Un día le puse una de mis canciones punkarras favoritas. La letra decía: "Gentes ignorantes que antes nos tenían miedo, cogen confianzas que nunca les dimos. Cobardes, que van de valientes, hablando de nosotros mal ante la gente. Creéis que todo tiene un límite, así estáis todos limitados. Cuidado, cuidado, os avisamos... somos los mismos que cuando empezamos". Le encantó la letra, aunque nunca conseguí que soportara la música.

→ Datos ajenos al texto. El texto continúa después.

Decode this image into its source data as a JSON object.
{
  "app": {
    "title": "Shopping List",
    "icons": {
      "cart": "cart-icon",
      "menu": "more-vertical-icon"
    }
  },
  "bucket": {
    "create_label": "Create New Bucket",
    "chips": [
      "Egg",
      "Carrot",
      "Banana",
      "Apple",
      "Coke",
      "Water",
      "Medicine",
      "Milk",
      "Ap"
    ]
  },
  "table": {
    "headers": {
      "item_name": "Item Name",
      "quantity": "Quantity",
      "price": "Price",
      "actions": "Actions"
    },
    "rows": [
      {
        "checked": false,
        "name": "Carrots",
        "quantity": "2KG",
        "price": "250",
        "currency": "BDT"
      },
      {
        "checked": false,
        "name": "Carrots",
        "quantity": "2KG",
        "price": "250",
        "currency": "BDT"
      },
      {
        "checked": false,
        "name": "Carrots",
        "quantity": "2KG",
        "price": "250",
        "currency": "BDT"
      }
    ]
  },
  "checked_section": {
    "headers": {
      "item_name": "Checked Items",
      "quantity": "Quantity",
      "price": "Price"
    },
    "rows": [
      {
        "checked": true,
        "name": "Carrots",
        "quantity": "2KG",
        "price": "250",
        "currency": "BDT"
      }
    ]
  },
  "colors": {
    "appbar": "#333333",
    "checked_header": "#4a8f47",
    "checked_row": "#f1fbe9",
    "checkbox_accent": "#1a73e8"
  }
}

Ahora, después de su despedida, algunos de esos cobardes se atreven a escribir sobre él. Se atribuyen el haber compartido con ellos. Como si hubiesen sido sus amigos, como si supieran lo que hay detrás del rigor periodístico, de la vida al límite, de la honestidad hecha bandera, del descaro por derecho. Haciendo públicos sus vicios y sus miserias personales con mal gusto y peor pluma. Con profunda ignorancia. Con el tufo rencoroso de los que se saben mediocres, y eso sí que no tiene arreglo. Como creyendo que importa. Seguro que se sigue mofando de ellos.

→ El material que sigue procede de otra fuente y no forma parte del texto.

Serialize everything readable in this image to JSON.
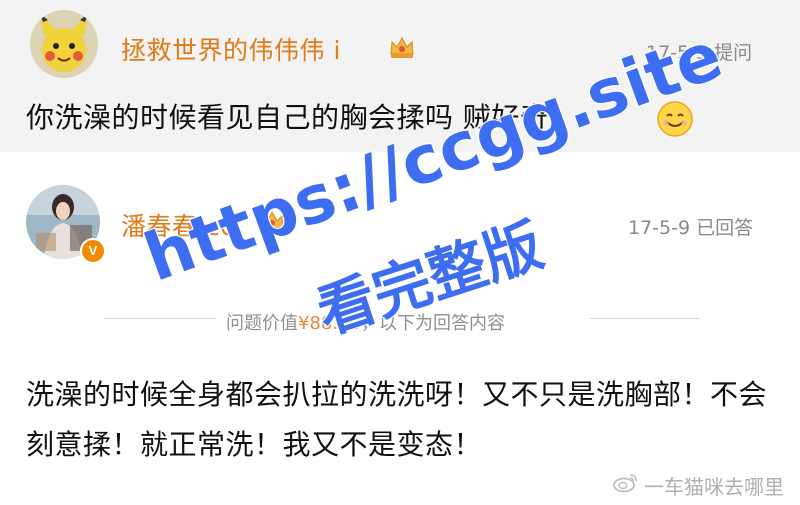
{
  "question": {
    "username": "拯救世界的伟伟伟 i",
    "date": "17-5-5",
    "action": "提问",
    "text": "你洗澡的时候看见自己的胸会揉吗 贼好奇",
    "emoji": "smile-emoji"
  },
  "answer": {
    "username": "潘春春 cc",
    "date": "17-5-9",
    "action": "已回答",
    "verified_badge": "V",
    "text": "洗澡的时候全身都会扒拉的洗洗呀！又不只是洗胸部！不会刻意揉！就正常洗！我又不是变态！"
  },
  "divider": {
    "prefix": "问题价值",
    "price": "¥88.00",
    "suffix": "，以下为回答内容"
  },
  "source": {
    "platform_icon": "weibo-icon",
    "author": "一车猫咪去哪里"
  },
  "watermark": {
    "line1": "https://ccgg.site",
    "line2": "看完整版"
  },
  "colors": {
    "username": "#e07b17",
    "meta": "#8a8a8a",
    "question_bg": "#f3f3f3",
    "watermark": "#3d6ef2",
    "verified": "#f08a00"
  }
}
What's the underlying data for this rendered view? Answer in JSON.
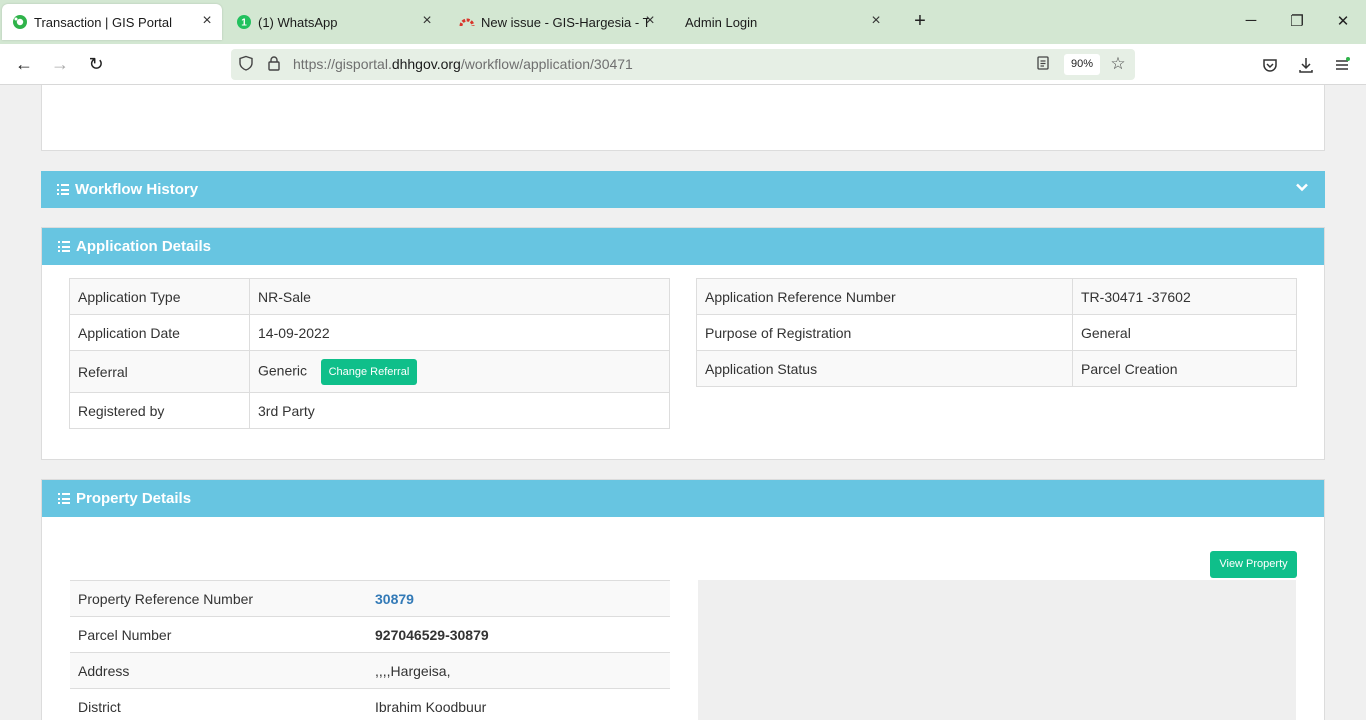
{
  "browser": {
    "tabs": [
      {
        "title": "Transaction | GIS Portal",
        "active": true
      },
      {
        "title": "(1) WhatsApp",
        "badge": "1"
      },
      {
        "title": "New issue - GIS-Hargesia - Team"
      },
      {
        "title": "Admin Login"
      }
    ],
    "url_prefix": "https://gisportal.",
    "url_domain": "dhhgov.org",
    "url_path": "/workflow/application/30471",
    "zoom": "90%"
  },
  "workflow_history": {
    "title": "Workflow History"
  },
  "application_details": {
    "title": "Application Details",
    "left": [
      {
        "label": "Application Type",
        "value": "NR-Sale"
      },
      {
        "label": "Application Date",
        "value": "14-09-2022"
      },
      {
        "label": "Referral",
        "value": "Generic"
      },
      {
        "label": "Registered by",
        "value": "3rd Party"
      }
    ],
    "change_referral_label": "Change Referral",
    "right": [
      {
        "label": "Application Reference Number",
        "value": "TR-30471 -37602"
      },
      {
        "label": "Purpose of Registration",
        "value": "General"
      },
      {
        "label": "Application Status",
        "value": "Parcel Creation"
      }
    ]
  },
  "property_details": {
    "title": "Property Details",
    "view_property_label": "View Property",
    "rows": [
      {
        "label": "Property Reference Number",
        "value": "30879"
      },
      {
        "label": "Parcel Number",
        "value": "927046529-30879"
      },
      {
        "label": "Address",
        "value": ",,,,Hargeisa,"
      },
      {
        "label": "District",
        "value": "Ibrahim Koodbuur"
      }
    ]
  },
  "colors": {
    "tabbar": "#d3e7d2",
    "panel_header": "#67c5e1",
    "button_green": "#0fbf8a",
    "link": "#337ab7"
  }
}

A Guillermo lo intentaron comprar con dinero y poder. Se confundieron. Guillermo invitaba a los que no tenían, Guillermo pedía a los que podían darle. Y le daban por sincera amistad, porque el arte y el talento no abundan, o porque la honestidad desarma. Guillermo les sacaba los cuartos a esos famélicos mentales que compartían una caña con él vete a saber porqué. Paseaban y pasean su estupidez por las ruinas de una Málaga que pudo ser y se quedó sin aire, ahogada por extraños defensores. Porque muchos codician el inmovilismo y disfrutan con la pérdida de una identidad que desaparece a cada rato...

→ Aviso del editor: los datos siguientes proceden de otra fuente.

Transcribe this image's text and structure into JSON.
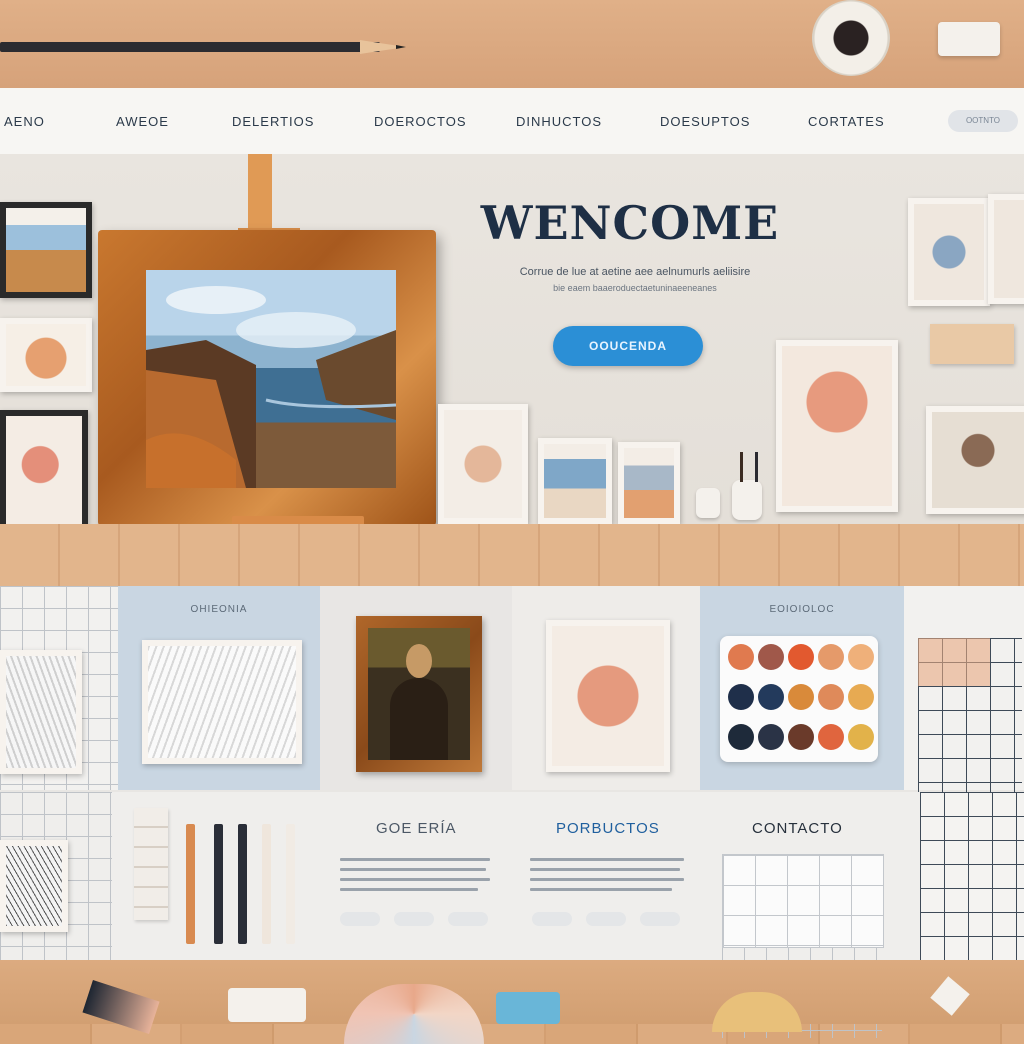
{
  "nav": {
    "items": [
      "AENO",
      "AWEOE",
      "DELERTIOS",
      "DOEROCTOS",
      "DINHUCTOS",
      "DOESUPTOS",
      "CORTATES"
    ],
    "button_label": "OOTNTO"
  },
  "hero": {
    "title": "WENCOME",
    "subtitle_line1": "Corrue de lue at aetine aee aelnumurls aeliisire",
    "subtitle_line2": "bie eaem baaeroduectaetuninaeeneanes",
    "cta_label": "OOUCENDA"
  },
  "cards": {
    "label_1": "OHIEONIA",
    "label_2": "EOIOIOLOC"
  },
  "sections": {
    "gallery_title": "GOE ERÍA",
    "products_title": "PORBUCTOS",
    "contact_title": "CONTACTO"
  },
  "colors": {
    "accent_blue": "#2b8fd6",
    "navy": "#1e2f45",
    "card_blue": "#c9d6e2"
  },
  "palette_colors": [
    "#e07a4f",
    "#a0584a",
    "#e2592f",
    "#e59a6a",
    "#efb07a",
    "#1f2f4a",
    "#233a5c",
    "#d98a3a",
    "#df8a5a",
    "#e7aa52",
    "#1e2a3a",
    "#2a3346",
    "#6a3a2a",
    "#e0653e",
    "#e2b24a"
  ]
}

Guillermo fue un hombre libre, brutal, caótico, dulce, contradictorio... Un poeta de las calles que sabía alternar como el aristócrata que no quiso ser. Un periodista sin pelos en la lengua, y con las únicas censuras que él se quiso poner. Guillermo era Málaga y Málaga no se enteró. O no tuvo ganas de enterarse. Demasiada pereza para tan gran seductor. Guillermo fue uno de mis maestros pero sobre todo fue un amigo. Con el que compartí todas las complicidades importantes que dos amigos del alma puedan compartir, vilezas y virtudes de la vida a pecho descubierto. Y por las vueltas del destino, hasta le plantamos -mi primo Manolo y yo- un bar en el centro. Cliente y compañero en mitad de su territorio de guerrilla.

Solo añoro no haber estado más tiempo a tu vera, mi amigo. Feliz viaje y felices crisis.